Armenia and Azerbaijan, the two former Soviet republics in the Caucasus, fought two wars, the first in the early 1990s and the second in 2020.
Fresh clashes erupted at the border between Armenia and Azerbaijan on Friday, for the second day in a row, causing tension and threatening talks scheduled for this weekend between the leaders of the two countries located in the Caucasus.
And the Armenian Ministry of Defense announced, in a statement, that the Azerbaijani armed forces “targeted with heavy weapons Armenian positions near the village of Kot” in the border region of Ggarkonik.
The ministry had confirmed earlier that the Azerbaijani army “violated the ceasefire towards Sotak (Armenian border town) using drones.”
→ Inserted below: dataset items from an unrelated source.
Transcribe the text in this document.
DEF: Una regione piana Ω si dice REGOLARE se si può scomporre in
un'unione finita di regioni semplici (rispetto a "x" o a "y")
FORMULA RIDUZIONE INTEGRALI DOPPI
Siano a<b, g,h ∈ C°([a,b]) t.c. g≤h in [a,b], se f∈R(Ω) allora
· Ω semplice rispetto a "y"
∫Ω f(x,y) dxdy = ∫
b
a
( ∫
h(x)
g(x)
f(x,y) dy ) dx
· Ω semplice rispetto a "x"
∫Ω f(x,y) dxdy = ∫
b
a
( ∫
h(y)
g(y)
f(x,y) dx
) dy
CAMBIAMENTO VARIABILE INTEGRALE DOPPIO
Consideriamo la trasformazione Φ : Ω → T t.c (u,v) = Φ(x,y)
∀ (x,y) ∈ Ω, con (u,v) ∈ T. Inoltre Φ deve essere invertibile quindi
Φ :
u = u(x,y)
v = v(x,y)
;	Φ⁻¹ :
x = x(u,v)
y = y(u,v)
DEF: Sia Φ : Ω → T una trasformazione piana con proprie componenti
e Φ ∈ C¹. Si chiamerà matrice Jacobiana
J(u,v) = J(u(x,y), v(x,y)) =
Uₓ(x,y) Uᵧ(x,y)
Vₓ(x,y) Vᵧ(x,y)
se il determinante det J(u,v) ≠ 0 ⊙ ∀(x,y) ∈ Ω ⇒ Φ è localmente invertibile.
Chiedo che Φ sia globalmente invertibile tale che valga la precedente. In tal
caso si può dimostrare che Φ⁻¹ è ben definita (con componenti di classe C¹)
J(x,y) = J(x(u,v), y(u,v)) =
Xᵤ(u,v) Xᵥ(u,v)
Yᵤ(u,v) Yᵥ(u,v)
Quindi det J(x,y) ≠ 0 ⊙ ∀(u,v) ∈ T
It added that “two soldiers of the Armenian armed forces were wounded”, one of whom was in critical condition.
Azerbaijani response
For its part, the Azerbaijani Ministry of Defense accused the Armenian forces of having “opened fire with mortars on Azerbaijani positions” at the border between the two countries.
An Azerbaijani soldier was killed Thursday and four Armenian soldiers were wounded in clashes at the border between Armenia and Azerbaijan, who have been fighting over control of the Nagorno-Karabakh region for three decades.
The clashes come ahead of a meeting between Armenian Prime Minister Nikol Pashinyan and Azerbaijani President Ilham Aliyev in Brussels on Sunday for talks sponsored by the European Union.
Pashinyan accused Azerbaijan Thursday of seeking to “undermine the talks” scheduled in Brussels, stressing that there is a “very little” chance of reaching a peace agreement with Aliyev during this meeting.
He explained that the draft agreement “is still in a preliminary stage and it is too early to talk about the possibility of signing it.”
In early May, Washington hosted four days of intensive talks between two delegations from the two countries.
Armenia and Azerbaijan, the two former Soviet republics in the Caucasus, fought two wars, the first in the early 1990s and the second in 2020, with the aim of controlling the Nagorno-Karabakh region, which is inhabited by an Armenian majority and unilaterally separated from Azerbaijan three decades ago.
After a lightning war in which Baku seized lands in the Nagorno-Karabakh region in the fall of 2020, Baku and Yerevan signed a ceasefire mediated by Moscow.
Since then, Russian soldiers have been deployed to supervise compliance with the ceasefire in Nagorno-Karabakh, but Armenia has been complaining for months about their ineffectiveness.